J’ai aujourd’hui quatre-vingts ans. La vie est courte.
Pourtant, je suis étonné de pouvoir encore regarder le ciel et d’avoir échappé aux mille accidents qui menacent, ici-bas, la vie de chaque créature.
(…)
Je lègue aux jeunes peintres toutes les fleurs des champs.
les bords des ruisseaux, les nuages blancs et noirs
qui passent au-dessus des plaines, les rivières, les bois
et les grands arbres, les coteaux, la route, les petits
villages que l’hiver couvre de neige, toutes les prairies
avec leur magnifique floraison et aussi les oiseaux
et les papillons… c’es biens-là, ces inestimables biens
que chaque saison voit renaître, fleurir, palpiter,
ces biens-là que sont l’ombre et la lumière, la couleur
du ciel et de l’eau, ne faut-il pas nous rappeler parfois
qu’ils sont notre inestimable patrimoine, instigateurs
de chefs-d’œuvre ?
Trésor commun.., sur lequel le fisc perd ses droits
et que peut léguer, sans déranger le notaire, un vieux
peintre dont les yeux éblouis conservent encore l’image
des champs, des prés, dont l’oreille garde le bruit
des sources… tout cela en aurons-nous assez joui ?

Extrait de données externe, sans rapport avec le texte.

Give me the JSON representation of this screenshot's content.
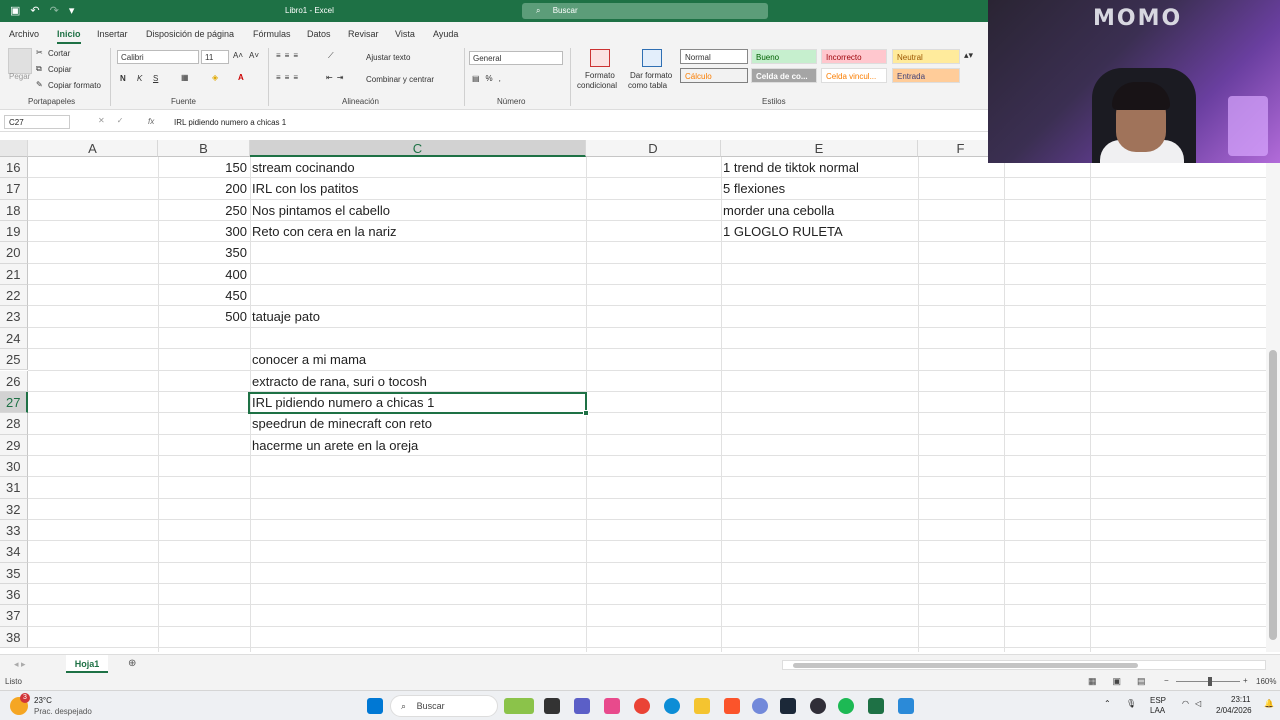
{
  "window": {
    "title": "Libro1 - Excel",
    "search_placeholder": "Buscar"
  },
  "menu": [
    "Archivo",
    "Inicio",
    "Insertar",
    "Disposición de página",
    "Fórmulas",
    "Datos",
    "Revisar",
    "Vista",
    "Ayuda"
  ],
  "ribbon": {
    "clipboard": {
      "paste": "Pegar",
      "cut": "Cortar",
      "copy": "Copiar",
      "format_painter": "Copiar formato",
      "label": "Portapapeles"
    },
    "font": {
      "name": "Calibri",
      "size": "11",
      "label": "Fuente",
      "bold": "N",
      "italic": "K",
      "underline": "S"
    },
    "alignment": {
      "wrap": "Ajustar texto",
      "merge": "Combinar y centrar",
      "label": "Alineación"
    },
    "number": {
      "format": "General",
      "label": "Número"
    },
    "styles": {
      "conditional": [
        "Formato",
        "condicional"
      ],
      "table": [
        "Dar formato",
        "como tabla"
      ],
      "cells": [
        "Normal",
        "Bueno",
        "Incorrecto",
        "Neutral",
        "Cálculo",
        "Celda de co...",
        "Celda vincul...",
        "Entrada"
      ],
      "label": "Estilos"
    }
  },
  "formula_bar": {
    "name_box": "C27",
    "fx": "fx",
    "content": "IRL pidiendo numero a chicas 1"
  },
  "columns": [
    "A",
    "B",
    "C",
    "D",
    "E",
    "F"
  ],
  "rows": [
    {
      "n": "16",
      "b": "150",
      "c": "stream cocinando",
      "e": "1 trend de tiktok normal"
    },
    {
      "n": "17",
      "b": "200",
      "c": "IRL con los patitos",
      "e": "5 flexiones"
    },
    {
      "n": "18",
      "b": "250",
      "c": "Nos pintamos el cabello",
      "e": "morder una cebolla"
    },
    {
      "n": "19",
      "b": "300",
      "c": "Reto con cera en la nariz",
      "e": "1 GLOGLO RULETA"
    },
    {
      "n": "20",
      "b": "350",
      "c": "",
      "e": ""
    },
    {
      "n": "21",
      "b": "400",
      "c": "",
      "e": ""
    },
    {
      "n": "22",
      "b": "450",
      "c": "",
      "e": ""
    },
    {
      "n": "23",
      "b": "500",
      "c": "tatuaje pato",
      "e": ""
    },
    {
      "n": "24",
      "b": "",
      "c": "",
      "e": ""
    },
    {
      "n": "25",
      "b": "",
      "c": "conocer a mi mama",
      "e": ""
    },
    {
      "n": "26",
      "b": "",
      "c": "extracto de rana, suri o tocosh",
      "e": ""
    },
    {
      "n": "27",
      "b": "",
      "c": "IRL pidiendo numero a chicas 1",
      "e": ""
    },
    {
      "n": "28",
      "b": "",
      "c": "speedrun de minecraft con reto",
      "e": ""
    },
    {
      "n": "29",
      "b": "",
      "c": "hacerme un arete en la oreja",
      "e": ""
    },
    {
      "n": "30",
      "b": "",
      "c": "",
      "e": ""
    },
    {
      "n": "31",
      "b": "",
      "c": "",
      "e": ""
    },
    {
      "n": "32",
      "b": "",
      "c": "",
      "e": ""
    },
    {
      "n": "33",
      "b": "",
      "c": "",
      "e": ""
    },
    {
      "n": "34",
      "b": "",
      "c": "",
      "e": ""
    },
    {
      "n": "35",
      "b": "",
      "c": "",
      "e": ""
    },
    {
      "n": "36",
      "b": "",
      "c": "",
      "e": ""
    },
    {
      "n": "37",
      "b": "",
      "c": "",
      "e": ""
    },
    {
      "n": "38",
      "b": "",
      "c": "",
      "e": ""
    }
  ],
  "active_cell": "C27",
  "sheet_tab": "Hoja1",
  "status": {
    "ready": "Listo",
    "zoom": "160%"
  },
  "taskbar": {
    "weather_temp": "23°C",
    "weather_desc": "Prac. despejado",
    "weather_badge": "3",
    "search": "Buscar",
    "lang": "ESP",
    "lang2": "LAA",
    "time": "23:11",
    "date": "2/04/2026"
  },
  "webcam": {
    "sign": "MOMO"
  },
  "colors": {
    "accent": "#1e7145",
    "title_bar": "#1e7145"
  }
}
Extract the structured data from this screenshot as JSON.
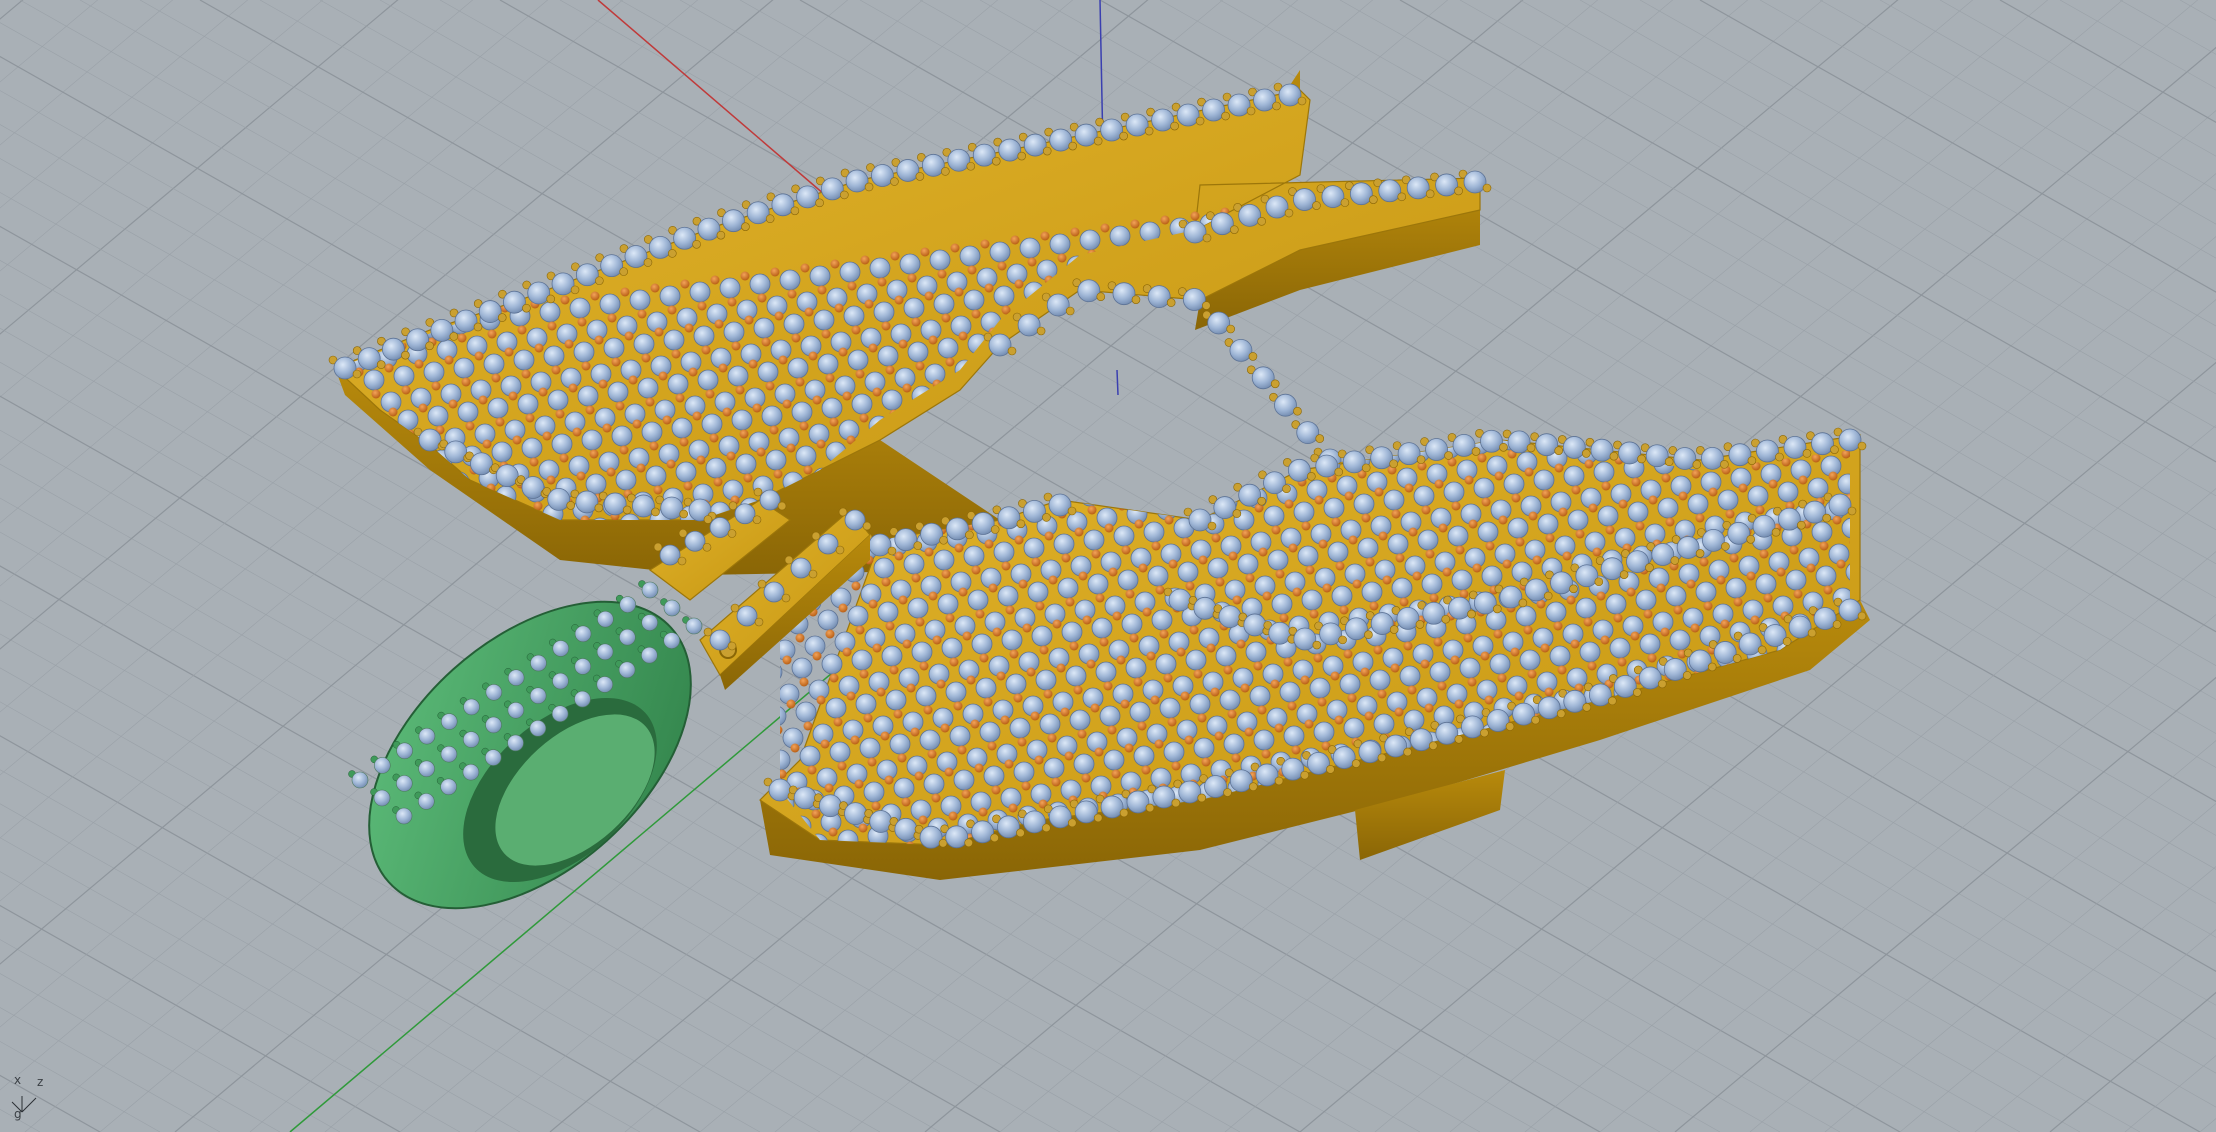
{
  "viewport": {
    "kind": "perspective-3d-view",
    "background_color": "#a9b0b6",
    "grid_color": "#9aa1a8",
    "grid_major_color": "#8e959c"
  },
  "axes": {
    "x_axis_color": "#c03a3a",
    "y_axis_color": "#2f9a3a",
    "z_axis_color": "#3a3fb0"
  },
  "gizmo": {
    "x_label": "x",
    "y_label": "g",
    "z_label": "z"
  },
  "model": {
    "pendant_metal_color": "#d4a017",
    "bail_metal_color": "#3f9a5a",
    "gem_color": "#9fb6d6",
    "small_gem_color": "#d8701c",
    "prong_color": "#caa030"
  }
}
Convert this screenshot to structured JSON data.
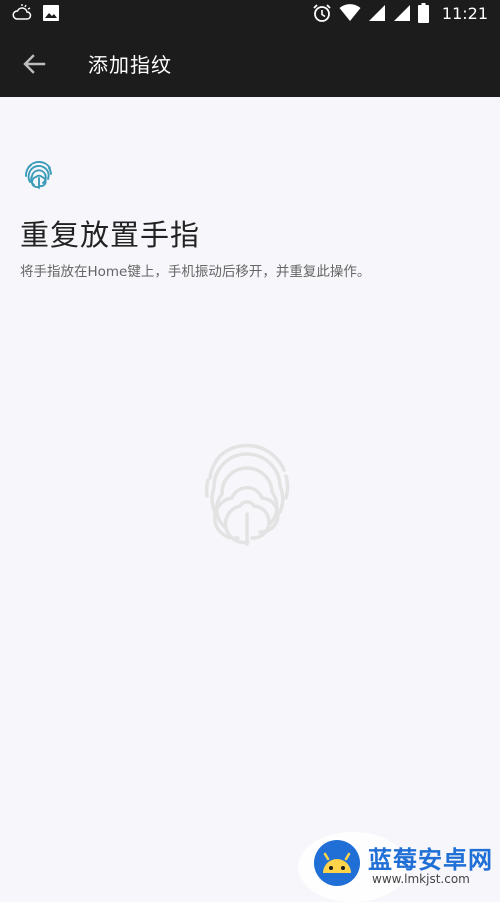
{
  "status_bar": {
    "time": "11:21",
    "left_icons": [
      "weather-icon",
      "image-notification-icon"
    ],
    "right_icons": [
      "alarm-icon",
      "wifi-icon",
      "signal-icon",
      "signal-icon-2",
      "battery-icon"
    ]
  },
  "app_bar": {
    "title": "添加指纹",
    "back_icon": "arrow-left-icon"
  },
  "main": {
    "heading": "重复放置手指",
    "instruction": "将手指放在Home键上，手机振动后移开，并重复此操作。"
  },
  "watermark": {
    "name": "蓝莓安卓网",
    "url": "www.lmkjst.com"
  },
  "colors": {
    "bar_background": "#1c1c1c",
    "page_background": "#f7f6fa",
    "fingerprint_accent": "#3a9cb8",
    "fingerprint_placeholder": "#e3e3e3",
    "watermark_blue": "#1f6fd6"
  }
}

L’aurez-vous assez admiré ? Aurez-vous pleinement goûté
ce qu’ont d’émouvant l’aube qui pointe et la journée
que l’on ne reverra plus, pour en fixer sur la toile
le sentiment profond et éternel ?
Je n’ai jamais rien demandé. La vie m’a tout donné.
J’ai fait ce que j’ai pu. J’ai peint ce que j’ai vu.
(Maurice Vlaminck)
Maurice Vlaminck est un peintre de nationalité française s’étant démarqué dans les courants fauviste et cubite. Peintre de figures, portraits, nus, paysages, paysages animés, paysages urbains, intérieurs, natures mortes, fleurs et fruits, peintre à la gouache, aquarelliste, graveur, dessinateur et illustrateur, il est aussi écrivain, publiant plus de vingt livres : romans, essais et recueil de poèmes.